Partageant avec Pixelis ses locaux du Centvingtsept, conçus comme un outil d’expérimentation et de collaboration, Lakaa propose une plateforme de pilotage des enjeux RSE dédiée tout particulièrement aux entreprises multisites. Celle-ci est essentiellement construite autour des actions de terrain menées par les différents sites d’une entreprise (Leroy Merlin par exemple). « Notre plateforme propose des leviers d’action pour que chaque collaborateur soit véritablement un acteur impliqué de la politique RSE de l’entreprise, explique Baptiste Frelot, fondateur de Lakaa. C’est un outil pour permettre de diffuser concrètement la démarche, qu’elle ne reste pas qu’un sujet du siège social. »
À l’inverse, la plateforme peut aussi devenir un outil de ressources humaines. C’est l’utilisation qui en a été faite pour un client du secteur de la vente de matériaux de construction souhaitant structurer sa démarche RSE : un état des lieux des actions de terrain a tout d’abord été enregistré dans Lakaa et ces remontées ont servi à définir le profil du futur responsable RSE. La RSE, c’est aussi une question d’adaptation…

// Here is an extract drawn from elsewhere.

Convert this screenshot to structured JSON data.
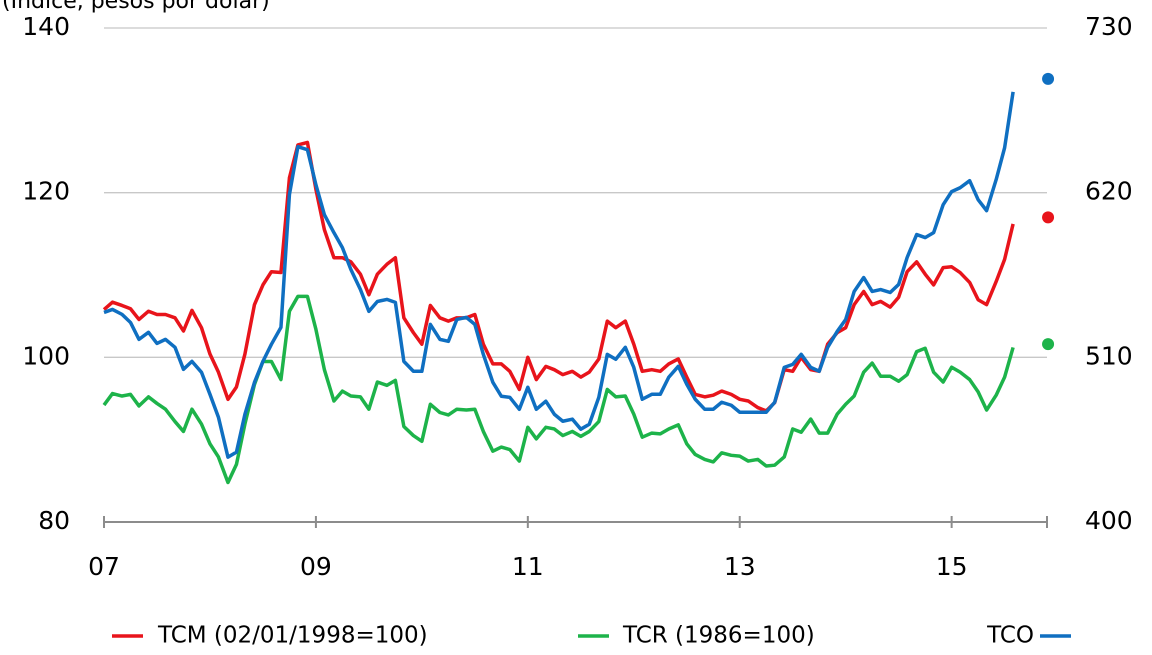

Qu’est-ce qui fait qu’une entreprise va se doter d’un service RSE ?
Le premier levier de transformation est la réglementation. Et la réglementation européenne est l’une des plus en pointe au monde sur le sujet.

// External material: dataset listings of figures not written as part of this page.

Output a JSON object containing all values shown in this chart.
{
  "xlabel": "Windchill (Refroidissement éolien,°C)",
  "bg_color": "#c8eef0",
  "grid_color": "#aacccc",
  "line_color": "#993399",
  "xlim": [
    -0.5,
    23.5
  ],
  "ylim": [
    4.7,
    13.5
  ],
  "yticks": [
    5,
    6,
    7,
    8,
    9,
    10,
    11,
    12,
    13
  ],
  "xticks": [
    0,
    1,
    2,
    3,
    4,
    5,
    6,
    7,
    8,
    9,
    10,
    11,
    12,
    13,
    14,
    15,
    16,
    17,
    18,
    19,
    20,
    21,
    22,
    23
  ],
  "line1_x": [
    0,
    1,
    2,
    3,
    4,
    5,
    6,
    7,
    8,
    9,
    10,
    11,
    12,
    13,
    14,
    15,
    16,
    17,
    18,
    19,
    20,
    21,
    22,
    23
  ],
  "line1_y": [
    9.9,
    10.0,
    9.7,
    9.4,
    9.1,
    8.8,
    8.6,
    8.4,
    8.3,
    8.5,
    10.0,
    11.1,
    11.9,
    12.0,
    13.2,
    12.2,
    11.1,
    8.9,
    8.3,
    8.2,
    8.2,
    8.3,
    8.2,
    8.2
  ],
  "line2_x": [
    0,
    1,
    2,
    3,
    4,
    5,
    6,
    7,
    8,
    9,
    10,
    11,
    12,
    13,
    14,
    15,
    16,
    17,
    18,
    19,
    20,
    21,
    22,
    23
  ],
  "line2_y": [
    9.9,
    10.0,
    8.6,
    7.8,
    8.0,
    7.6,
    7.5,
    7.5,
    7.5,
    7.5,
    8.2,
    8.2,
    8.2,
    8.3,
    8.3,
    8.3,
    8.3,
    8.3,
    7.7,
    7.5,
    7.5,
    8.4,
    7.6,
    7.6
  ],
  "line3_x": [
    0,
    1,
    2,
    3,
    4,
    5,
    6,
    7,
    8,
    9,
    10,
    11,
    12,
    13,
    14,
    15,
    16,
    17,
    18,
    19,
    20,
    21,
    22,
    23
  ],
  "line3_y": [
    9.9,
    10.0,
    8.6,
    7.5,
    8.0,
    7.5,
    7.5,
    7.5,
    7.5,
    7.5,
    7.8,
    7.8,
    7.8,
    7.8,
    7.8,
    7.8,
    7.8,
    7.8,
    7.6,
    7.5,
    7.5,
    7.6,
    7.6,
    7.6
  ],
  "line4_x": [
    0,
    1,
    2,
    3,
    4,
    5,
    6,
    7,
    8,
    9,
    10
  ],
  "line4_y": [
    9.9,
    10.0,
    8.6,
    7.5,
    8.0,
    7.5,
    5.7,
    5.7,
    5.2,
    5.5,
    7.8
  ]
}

Quels sont les profils recherchés ?
Il y a une vraie pénurie de compétences en RSE, notamment de profils matures sur le sujet. Aujourd’hui, de plus en plus de directeurs financiers ou marketing veulent ajouter une brique RSE à leurs compétences, car cela leur ouvre des perspectives d’évolution. On va aussi avoir besoin de communicants avec une vraie expertise en RSE. Ils ont un rôle essentiel à jouer pour raconter un imaginaire de sobriété heureuse qui fasse rêver.
Toutes les entreprises ont-elles les moyens d’internaliser la RSE ?
Il faut au préalable que le dirigeant de l’entreprise s’implique pleinement dans les enjeux RSE. Aujourd’hui, il est indispensable d’avoir au moins une personne experte. Les sujets sont complexes, la bonne volonté et l’engagement ne suffisent plus. Il faut quelqu’un qui ait suffisamment de franc-parler pour dire les choses clairement au dirigeant et qui ait une grande capacité d’adaptation, car on navigue en permanence entre des enjeux RSE à long terme et des impératifs business à court terme. Mais, pour les PME ou TPE, cette fonction RSE peut très bien être assurée en temps partagé.